Violenza sulle donne. "Non ne esci. Il suono del citofono mi fa ancora saltare sulla sedia"

La onlus bon't worry arriva a Venezia con una serata di raccolta fondi (il 25 novembre) e l'annuncio dell'apertura di un ufficio a sostegno delle vittime di violenza. L'associazione è parte civile nel processo contro l'ex marito di Maria Archetta Menella, uccisa in luglio a Musile

La punta di un iceberg, come emerge da tante statistiche, comunque sempre approssimative (e non può che essere così). Le donne che arrivano a denunciare le violenze subìte sono poche, solo una piccola percentuale delle vittime. Più che sufficienti, però, a fare paura. Paura per l'orrore che emerge da queste storie, e soprattutto perché è sempre più chiaro che le violenze più atroci avvengono in casa, tra i conoscenti.

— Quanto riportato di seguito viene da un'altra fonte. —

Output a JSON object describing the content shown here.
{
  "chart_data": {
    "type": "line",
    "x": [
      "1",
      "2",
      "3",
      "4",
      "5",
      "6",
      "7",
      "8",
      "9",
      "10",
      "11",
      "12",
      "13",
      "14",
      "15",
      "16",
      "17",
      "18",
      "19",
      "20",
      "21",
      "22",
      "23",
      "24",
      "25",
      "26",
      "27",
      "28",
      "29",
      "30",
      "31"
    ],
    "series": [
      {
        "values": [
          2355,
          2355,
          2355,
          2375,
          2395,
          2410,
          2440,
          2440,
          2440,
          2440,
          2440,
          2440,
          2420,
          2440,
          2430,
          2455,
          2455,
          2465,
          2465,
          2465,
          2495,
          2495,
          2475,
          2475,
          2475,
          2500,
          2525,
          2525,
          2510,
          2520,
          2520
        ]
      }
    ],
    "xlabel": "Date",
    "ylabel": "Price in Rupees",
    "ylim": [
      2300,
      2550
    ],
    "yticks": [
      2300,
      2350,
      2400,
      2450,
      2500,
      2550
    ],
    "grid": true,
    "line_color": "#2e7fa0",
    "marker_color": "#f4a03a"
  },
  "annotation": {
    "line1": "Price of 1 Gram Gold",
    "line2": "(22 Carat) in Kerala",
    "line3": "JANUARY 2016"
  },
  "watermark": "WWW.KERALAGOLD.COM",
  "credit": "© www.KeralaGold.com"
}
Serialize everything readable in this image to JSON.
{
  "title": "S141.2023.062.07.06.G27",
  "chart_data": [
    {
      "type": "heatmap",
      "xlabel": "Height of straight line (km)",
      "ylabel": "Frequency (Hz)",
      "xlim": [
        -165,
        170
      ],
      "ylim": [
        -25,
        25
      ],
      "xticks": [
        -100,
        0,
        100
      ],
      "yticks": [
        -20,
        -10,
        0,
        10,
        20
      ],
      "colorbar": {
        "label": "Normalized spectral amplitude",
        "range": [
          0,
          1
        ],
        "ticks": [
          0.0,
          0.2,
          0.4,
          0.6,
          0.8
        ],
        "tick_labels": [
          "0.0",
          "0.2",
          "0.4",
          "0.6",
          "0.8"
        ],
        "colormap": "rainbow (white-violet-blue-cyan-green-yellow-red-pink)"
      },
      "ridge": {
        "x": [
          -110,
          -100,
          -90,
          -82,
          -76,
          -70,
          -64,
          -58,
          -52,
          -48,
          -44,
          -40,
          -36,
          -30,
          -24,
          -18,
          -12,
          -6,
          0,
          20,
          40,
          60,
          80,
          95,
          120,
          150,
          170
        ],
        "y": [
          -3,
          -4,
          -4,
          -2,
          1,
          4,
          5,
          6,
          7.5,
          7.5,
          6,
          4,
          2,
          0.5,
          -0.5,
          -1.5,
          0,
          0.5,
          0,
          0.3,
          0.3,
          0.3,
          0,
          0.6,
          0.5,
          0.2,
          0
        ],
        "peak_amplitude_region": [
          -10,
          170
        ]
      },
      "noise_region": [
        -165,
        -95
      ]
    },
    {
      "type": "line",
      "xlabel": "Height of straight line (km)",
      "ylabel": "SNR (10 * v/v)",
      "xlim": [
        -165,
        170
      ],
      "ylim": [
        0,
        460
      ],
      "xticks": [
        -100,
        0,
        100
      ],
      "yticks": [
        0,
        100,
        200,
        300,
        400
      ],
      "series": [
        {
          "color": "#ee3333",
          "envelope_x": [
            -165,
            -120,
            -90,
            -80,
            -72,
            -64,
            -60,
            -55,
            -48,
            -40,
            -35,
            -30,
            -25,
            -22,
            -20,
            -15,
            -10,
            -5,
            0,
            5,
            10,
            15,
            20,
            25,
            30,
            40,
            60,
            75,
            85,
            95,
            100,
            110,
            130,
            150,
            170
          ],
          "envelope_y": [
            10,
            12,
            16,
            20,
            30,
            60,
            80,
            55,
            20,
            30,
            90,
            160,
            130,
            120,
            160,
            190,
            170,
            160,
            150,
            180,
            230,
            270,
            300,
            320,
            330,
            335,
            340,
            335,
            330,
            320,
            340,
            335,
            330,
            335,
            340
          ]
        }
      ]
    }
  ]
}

Sangue e non solo: "Le donne vengono distrutte"

La cronaca veneziana lo racconta più di ogni altra, nel recente passato. Nei mesi scorsi una tragedia dietro l'altra. Maria Archetta, Anastasia (e Biagio con lei), Sonia, Sabrina. Sangue che scorre, l'unica cosa che - secondo Bo Guerreschi, ideatrice della onlus bon't worry e vittima a sua volta delle violenze dell'ex marito - riesce davvero a smuovere le istituzioni, la politica, la magistratura. Sempre quando è troppo tardi. "Troppe parole, ma fatti concreti, in Italia, nessuno. Ho visto troppa di questa sofferenza. Ho denunciato 135 volte in 12 anni, cambiato 12 case. Ancora oggi ho la fobia del citofono, salto sulla sedia quando lo sento. Ci vogliono tre anni per arrivare al giudizio in un processo per violenza domestica. Un periodo in cui è la vittima a stare in un carcere, ovvero le quattro mura della casa protetta in cui cerca riparo dalle persecuzioni. Mentre il carnefice è libero". Sempre se si arriva a processo, sempre se c'è l'evidenza della violenza, sempre se la donna, appunto, trova la forza di denunciare. Troppi "se", troppi i fattori in gioco. "Dal punto di vista psicologico può essere una missione quasi impossibile - aggiunge - La violenza è reiterata, il rapporto entra in un vortice da cui non si esce. La donna vittima di abusi si prende la responsabilità del fallimento della relazione, prova vergogna". E poi c'è spesso la mancanza di un'indipendenza economica, il timore per la sorte dei figli. Ostacoli anche più subdoli, come avvocati che dovrebbero assicurare il gratuito patrocinio e che invece chiedono soldi in nero, arrivando a ricattare le donne a loro volta. “Le vittime hanno paura di denunciare sia per mancanza di tutela da parte dell’autorità competente, sia per l’impossibilità delle forze dell’ordine di agire concretamente oltre il semplice intervento - prosegue Guerreschi - Hanno paura di trasformarsi in cadaveri o ricevere gravi ripercussioni, e anche se denunciano il tempo di intervento è eterno. I casi di cronaca che conosciamo sono un piccolissimo numero rispetto alla realtà. È un bollettino di guerra, siamo sull’ordine di 11 stupri al giorno, senza considerare i reati contro i minori, omicidi/femminicidi".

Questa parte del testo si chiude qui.